When Sc(NO3)3 (100 mM) was added to this system, the amount of H2O2 dramatically increased (Figure 5, red ▪). The TON with respect to 1 and FMN reached 201 at 4 h. When 1 (1.0 μM) and FMN (50 μM) were used, the TON based on 1 reached 847 at 4 h. The product yield of H2O2 based on the total amount of H2 and O2 supplied in the catalytic reaction system was 19.2 % at 10 min (Figure S7 in the Supporting Information). This value is more than three times larger than that obtained in the nanocolloidal Pd–Au system under normal pressure of a H2/O2 gas mixture (6.1 %).11d The rate of catalytic formation of H2O2 is accelerated with [Sc3+] (Figure 5) and reached a turnover frequency (TOF) of 50 h−1 , however, the rate remained unchanged on increasing the concentration of Sc3+ over 50 mM. The limited TOF might be caused by the loss of H2O2 through the catalytic reduction of H2O2 by H2 with 1 to produce H2O (Scheme 2). This was independently confirmed by the reduction of H2O2 by H2 when using 1 in water in the absence and presence of Sc(NO3)3 (Figure S8 in the Supporting Information).
The reduction of H2O2 to H2O by H2 was catalyzed by 1 (Figure S8 in the Supporting Information, black •).
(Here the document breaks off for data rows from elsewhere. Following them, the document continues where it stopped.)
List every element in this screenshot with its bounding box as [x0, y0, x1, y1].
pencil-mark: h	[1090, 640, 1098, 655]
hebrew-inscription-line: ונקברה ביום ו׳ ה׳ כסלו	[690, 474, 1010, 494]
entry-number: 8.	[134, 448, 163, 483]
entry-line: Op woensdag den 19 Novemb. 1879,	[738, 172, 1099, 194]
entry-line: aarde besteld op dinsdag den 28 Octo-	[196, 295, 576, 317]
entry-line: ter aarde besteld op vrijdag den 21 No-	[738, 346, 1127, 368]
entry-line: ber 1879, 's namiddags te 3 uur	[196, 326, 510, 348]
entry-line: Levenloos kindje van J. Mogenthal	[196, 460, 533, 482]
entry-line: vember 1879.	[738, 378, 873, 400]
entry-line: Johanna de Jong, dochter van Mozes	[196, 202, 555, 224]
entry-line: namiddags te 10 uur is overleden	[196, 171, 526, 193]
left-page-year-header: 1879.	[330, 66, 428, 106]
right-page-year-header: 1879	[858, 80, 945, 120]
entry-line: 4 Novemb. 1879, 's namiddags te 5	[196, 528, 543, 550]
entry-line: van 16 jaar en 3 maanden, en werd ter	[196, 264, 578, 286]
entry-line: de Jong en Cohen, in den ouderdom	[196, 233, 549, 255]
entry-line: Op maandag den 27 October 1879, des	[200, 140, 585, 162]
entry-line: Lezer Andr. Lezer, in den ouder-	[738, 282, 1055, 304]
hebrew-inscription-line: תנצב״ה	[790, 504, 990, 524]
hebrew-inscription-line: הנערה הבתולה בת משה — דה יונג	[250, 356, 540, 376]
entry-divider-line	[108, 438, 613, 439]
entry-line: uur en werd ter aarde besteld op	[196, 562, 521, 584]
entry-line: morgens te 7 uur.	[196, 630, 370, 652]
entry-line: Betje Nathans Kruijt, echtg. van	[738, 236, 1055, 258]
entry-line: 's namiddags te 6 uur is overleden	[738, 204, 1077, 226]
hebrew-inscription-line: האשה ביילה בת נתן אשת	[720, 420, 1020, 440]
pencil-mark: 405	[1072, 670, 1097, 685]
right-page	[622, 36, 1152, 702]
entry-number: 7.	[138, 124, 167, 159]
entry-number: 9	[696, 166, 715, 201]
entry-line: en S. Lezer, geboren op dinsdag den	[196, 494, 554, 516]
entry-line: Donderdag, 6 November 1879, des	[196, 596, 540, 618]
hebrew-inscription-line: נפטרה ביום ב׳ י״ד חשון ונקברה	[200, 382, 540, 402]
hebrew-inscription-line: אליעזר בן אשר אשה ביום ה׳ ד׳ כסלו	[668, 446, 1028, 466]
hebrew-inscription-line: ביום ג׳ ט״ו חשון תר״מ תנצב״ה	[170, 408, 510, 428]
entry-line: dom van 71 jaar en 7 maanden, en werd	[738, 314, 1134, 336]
However, this reaction was effectively retarded by the presence of Sc3+ (Figure S8 in the Supporting Information, blue ♦ and red ▴), thus indicating that the further hydrogenation of H2O2 as shown in Scheme 2 could be inhibited by the presence of strong acid; a result consistent with the fact that H2O2 is known to be stabilized under acidic conditions.20 In the same manner as in heterogeneous catalytic systems, the decomposition of H2O2 directly synthesized from H2 and O2 in reactions catalyzed by carbon- or TiO2- supported Au, Pd, or an Au–Pd alloy was strongly retarded by the pretreatment of the catalyst with acid.5a,c
The rate-determining step of the catalytic scheme shown in Scheme 1 was investigated by examining the dependence of the overall rate of catalytic H2O2 production on the concentration of 1. The rate of formation of H2O2 from H2 and O2 when using 1 in the presence of Sc(NO3)3 increased with increasing concentrations of 1 (Figure S9 in the Supporting Information), thus indicating that the rate-determining step is the reduction of FMN to FMNH2 by 2 to regenerate 1.21 The characteristic UV/Vis absorption bands of FMN in the presence of 1 under N2 (Figure S10 a in the Supporting Information) remained unchanged under both H2 and O2 throughout the catalytic reaction (Figure S10 b), thus indicating that FMN reduction by 2 is the rate-determining step of the overall catalytic reaction at pH 6.0. Under these conditions, selective two-electron reduction of O2 to H2O2 occurs without the further reduction of H2O2 to H2O.
In conclusion, the water-soluble iridium(III) complex 1 can efficiently catalyze the direct synthesis of H2O2 from H2 and O2 when using a water-soluble flavin (FMN) under normal pressure in aqueous solution at 298 K. The catalytic cycle consists of the reduction of 1 by H2 to form the IrIII-H complex 2, followed by the reduction by 2 of FMN to FMNH2, which then reacts with O2 to produce H2O2, accompanied by the regeneration of FMN and 1. The addition of Sc(NO3)3 led to a high TON (847) and a reasonably high yield of H2O2 (19.2 %). This is because Sc(NO3)3 can inhibit the catalytic reduction of H2O2 by H2 when using 1.